This is the anti-travel post I suppose. I had a friend in New Zealand who went through the trouble of building her own pizza oven, which resulted in some of the best, most fun, seemingly effortless parties I can remember. She'd make the dough, fire up the oven, put out some of her homebrew beer, and ask everyone to bring a couple of their favorite toppings. Instant party! Everyone would have fun trying to design the perfect or most creative pizza and then share it around. You can feed anyone with pizza (gluten-free, vegan, meat lovers, etc.) and can even make dessert pizzas to top the evening off. Ever since then I knew I wanted to build a pizza oven some day when I had a place of my own.

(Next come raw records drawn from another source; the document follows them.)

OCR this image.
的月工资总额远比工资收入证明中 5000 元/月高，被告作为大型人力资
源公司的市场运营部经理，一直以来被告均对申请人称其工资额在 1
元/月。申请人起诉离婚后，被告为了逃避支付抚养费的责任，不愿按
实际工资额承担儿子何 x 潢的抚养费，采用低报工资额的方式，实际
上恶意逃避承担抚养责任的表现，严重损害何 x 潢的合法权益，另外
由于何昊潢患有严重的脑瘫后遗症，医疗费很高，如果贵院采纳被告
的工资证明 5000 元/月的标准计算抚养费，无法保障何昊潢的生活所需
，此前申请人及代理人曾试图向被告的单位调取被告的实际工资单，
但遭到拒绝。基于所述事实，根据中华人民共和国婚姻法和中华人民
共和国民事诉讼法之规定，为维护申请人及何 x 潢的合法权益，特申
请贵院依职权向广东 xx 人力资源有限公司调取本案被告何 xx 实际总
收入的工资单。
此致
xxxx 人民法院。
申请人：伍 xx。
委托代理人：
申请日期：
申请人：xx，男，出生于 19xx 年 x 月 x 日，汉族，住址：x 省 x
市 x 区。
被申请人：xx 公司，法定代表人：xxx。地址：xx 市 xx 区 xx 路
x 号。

No one told me how much work it would be!
I spent quite a while trying to figure out where to put it, eventually realizing there just was not enough room right next to the house. Once I came up with a plan to build rock retaining walls on the lower lot a solution appeared: Sara helped me realize it could fit nicely on a retaining wall with the added bonus that I would not have to build a stand to support the multi-ton structure. I sought out advice from friends that had built ovens and I scoured the internet which is full of enthusiasts and master craftsman. With a design sketched out it then came down to many many weekends of my dad helping me. Some of the steps were unsurprisingly improvised as we went. I learned a lot of useful skills along the way from pouring concrete to laying bricks to stucco work to mosaic inlays. Some of the steps were satisfying, some painfully slow, some remarkably stressful.
The final touch that really makes it for me is the custom mosaic I laid out for the front made of slices of rock collected by my dad and I when I was a kid. About 80% of them we collected personally out in the desert, every one having a story behind it. After putting so much work into the pizza oven I felt the need to put a little more effort in to give it that personal touch. After a year in the making it is finally ready to be fired!
2. Create rock retaining walls (crew of four with a Bobcat)
3. Level rock retaining walls
4. Clear, level, and tamp platform site
5. Make platform frame to pour concrete
6. Pour structural concrete layer with rebar mesh
7. Pour insulating concrete layer with vermiculate
8. Sort best firebricks for floor and layout on platform
9. Make interior floor form and cut floor bricks to shape
10. Remove bricks then set in fireclay/sand mud
11 Place soldier course (first vertical layer) with refractory mortar
12. Use pivoting floor jig to place two courses at the right angle using wood shims, offsetting seams
13. Create a door form then cut bricks to create the interior archway
14. Add two more courses with custom cuts at archway
15. Remove floor jig and add a styrofoam dome form for support
16. Set one more course with tricky archway cuts
17. Place five more courses
18. Cut and set a tight keystone of 3 bricks (12 courses including keystone to complete dome)
19. Seal all internal gaps in dome with mortar and also in entryway floor
20. Build entryway walls
21. Cut chimney base plate to size and saw a slit in the dome archway for it to sit in
22. Readjust door form to become the entryway form (larger)
23. Complete entryway arch with the chimney base plate integrated
24. Mortar chimney in place and mortar internal entryway gaps
25. Wrap dome to size in insulating layer
26. Cut and anchor wire lath to the form of the dome
27. Scratch coat for dome stucco and side
28. Brown coat for dome stucco and side
29. Color stucco coat for dome and side
30. Paint redgard on platform to seal and protect
31. Cut and layout square foot mosaic to fit platform
32. Thinset and grout platform mosaic
33. Polish and seal platform mosaic
34. Scour childhood rock collection, sorting, flattening, and polishing rock slices
35. Lay out rock slices on a template of the platform front
36. Transfer mosaic pattern to a sticky mesh backing and seal rocks with protectant
37. Thinset and grout custom mosaic front (with special attention to the front/top join)
38. Install stainless steel rails in the entryway to guide heavy door in and out
39. Light a series of increasingly hot fires in the oven to cure the refractory mortar
40. Make pizza!

A huge thanks to my dad for all the quality time building this functional piece of art with me.